Genesis of carbonate-rich veins in the serpentinites at the Calabria-Lucania boundary (southern Apennines)

In the northern sector of the Pollino massif (southern Apennines, Italy) well-exposed lens-shaped bodies of serpentinites and sediments of the Frido Unit belonging to the Liguride Complex crop-out. Most serpentinite rocks are cross-cut by carbonate and quartz-carbonate veins with different thickness. This study focuses on petrographic, mineralogical, geochemical, and isotopic analysis of the carbonate veins embedded in serpentinite rocks, collected at the Fosso Arcangelo site and at the Pietrapica quarry (Calabria-Lucanian boundary). The paragenesis of the carbonate veins from the Fosso Arcangelo site is dominantly made by calcite and aragonite with minor amount of rhodochrosite.
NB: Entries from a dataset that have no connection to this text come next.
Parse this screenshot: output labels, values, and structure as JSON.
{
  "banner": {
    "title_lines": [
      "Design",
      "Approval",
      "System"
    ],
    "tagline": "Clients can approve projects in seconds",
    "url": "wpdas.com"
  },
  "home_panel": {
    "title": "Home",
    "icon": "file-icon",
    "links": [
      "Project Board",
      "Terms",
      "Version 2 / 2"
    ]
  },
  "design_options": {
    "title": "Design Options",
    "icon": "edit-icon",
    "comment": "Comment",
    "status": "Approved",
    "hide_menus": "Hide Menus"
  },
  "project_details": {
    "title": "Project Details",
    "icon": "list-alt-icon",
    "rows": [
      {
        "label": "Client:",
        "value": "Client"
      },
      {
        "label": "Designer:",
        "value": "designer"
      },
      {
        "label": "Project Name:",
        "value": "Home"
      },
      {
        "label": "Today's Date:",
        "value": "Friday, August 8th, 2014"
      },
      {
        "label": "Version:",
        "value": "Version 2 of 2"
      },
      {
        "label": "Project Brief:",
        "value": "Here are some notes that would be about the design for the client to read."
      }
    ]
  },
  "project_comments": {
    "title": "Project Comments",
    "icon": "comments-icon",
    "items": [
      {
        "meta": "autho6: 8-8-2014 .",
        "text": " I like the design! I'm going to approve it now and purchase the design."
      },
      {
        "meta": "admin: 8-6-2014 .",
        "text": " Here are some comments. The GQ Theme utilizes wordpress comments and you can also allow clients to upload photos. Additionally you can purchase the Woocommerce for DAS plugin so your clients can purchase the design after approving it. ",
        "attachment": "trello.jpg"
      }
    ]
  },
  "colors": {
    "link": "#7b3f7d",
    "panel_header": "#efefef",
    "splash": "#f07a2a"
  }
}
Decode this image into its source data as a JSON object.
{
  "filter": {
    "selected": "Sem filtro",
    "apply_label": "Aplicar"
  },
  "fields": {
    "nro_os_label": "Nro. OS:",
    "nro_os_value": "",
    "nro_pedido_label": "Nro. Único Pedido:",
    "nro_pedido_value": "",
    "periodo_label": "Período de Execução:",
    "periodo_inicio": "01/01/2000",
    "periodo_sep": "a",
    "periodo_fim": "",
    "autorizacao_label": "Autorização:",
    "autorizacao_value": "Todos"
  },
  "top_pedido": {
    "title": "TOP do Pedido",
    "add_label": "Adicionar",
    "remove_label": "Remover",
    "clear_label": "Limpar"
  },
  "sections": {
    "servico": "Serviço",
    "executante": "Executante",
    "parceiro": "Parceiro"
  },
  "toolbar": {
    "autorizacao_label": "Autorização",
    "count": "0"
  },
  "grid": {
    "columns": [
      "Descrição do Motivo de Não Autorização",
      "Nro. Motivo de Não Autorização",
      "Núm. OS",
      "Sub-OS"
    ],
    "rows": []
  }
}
In quartz-carbonate veins from Pietrapica quarry, dolomite, Mg-calcite, quartz, with minor ankerite were observed.The δ13CV-PDB isotope ratios of carbonates in the carbonate veins are in the range from +2.16‰ to -3.66‰ and corresponding δ18OV-SMOW values are between +15.02‰ and +21.53‰. The δ13CV-PDB values of carbonates in quartz-carbonate veins are in the range from -3.60‰ to -1.78‰ and the corresponding δ18OV-SMOW average value is around +21.3‰. The results suggest that the carbonate at both site occurredunder the same environmental conditions from crustal-derived andlow-moderate temperatures hydrothermal fluids having different chemical composition.